The business groups — including the Chamber of Commerce, the International Franchise Association and the HR Policy Association — suggested that the NLRB to require that any business classified as a joint employer (and therefore jointly liable for labor violations committed by its contractors and franchisees) must have “direct and immediate” control over the employees in question. “‘Essential terms and conditions of employment,’” the groups said in draft language obtained by Morning Shift, “shall mean the hiring, promotion, discipline and discharge of employees; determination of individual employee rates of pay and benefits; engaging in the day-to-day supervision of employees, and assigning to employees their individual work schedules, positions, and tasks.” More here.

Petitioners respectfully petition the Board to promulgate and issue the following rule,
pursuant to its authority granted by Sections 6 and 9 of the Act8:

“The Board may consider a person to be an employer in relation to an employee within the meaning of Section 2(2) of the National Labor Relations Act only if such person actually exercises direct and immediate control over the essential terms and conditions of the employment of such employee, and if the exercise of such control is more than limited and routine in nature.
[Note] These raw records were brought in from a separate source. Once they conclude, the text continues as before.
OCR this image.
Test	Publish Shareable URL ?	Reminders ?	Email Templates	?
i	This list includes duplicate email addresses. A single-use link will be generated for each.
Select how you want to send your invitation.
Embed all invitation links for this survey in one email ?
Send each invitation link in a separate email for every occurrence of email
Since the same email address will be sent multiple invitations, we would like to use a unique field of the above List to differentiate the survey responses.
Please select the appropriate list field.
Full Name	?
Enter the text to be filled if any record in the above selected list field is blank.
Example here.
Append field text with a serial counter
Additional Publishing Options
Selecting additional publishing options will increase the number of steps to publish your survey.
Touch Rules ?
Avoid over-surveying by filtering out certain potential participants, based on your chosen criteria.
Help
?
“Essential terms and conditions of employment” shall mean the hiring, promotion, discipline and discharge of employees; determination of individual employee rates of pay and benefits; engaging in the day-to-day supervision of employees, and assigning to employees their individual work schedules, positions and tasks. Essential terms and conditions of employment shall not include any of the following: actions, policies or programs intended (1) by any franchisor to maintain or enforce the brand protection standards required of persons who enter into franchising arrangements with such franchisor; (2) by any entity to
implement or administer any social responsibility code or policy, including safety policies, with respect to suppliers, vendors or other entities with whom it has a business relationship; (3) by any entity to require compliance by its suppliers, vendors or other entity with whom it has a business relationship with any federal, state or local law, regulation or other legal requirement; (4) by any entity to
establish time parameters when the activity or work in question is to be performed; (5) by any entity to establish quality or outcome standards for any activity or work performed for such entity; (6) by any entity to require an individual to wear any type of uniform or any other type of identification that mentions in any manner the entity for which the activity or work is being performed; (7) by any entity to maintain or enforce product, brand, or reputational protection standards for its products, goods or services; and (8) to implement third party delivery and courier services, or technology-based shared staffing applications (including, but not limited to, insurance, training, financing and leasing services).

In no event shall retained or reserved but unexercised control over essential terms and conditions of employment, or the exercise of indirect control over essential terms and conditions of employment, constitute or be evidence of joint employer status under the Act.”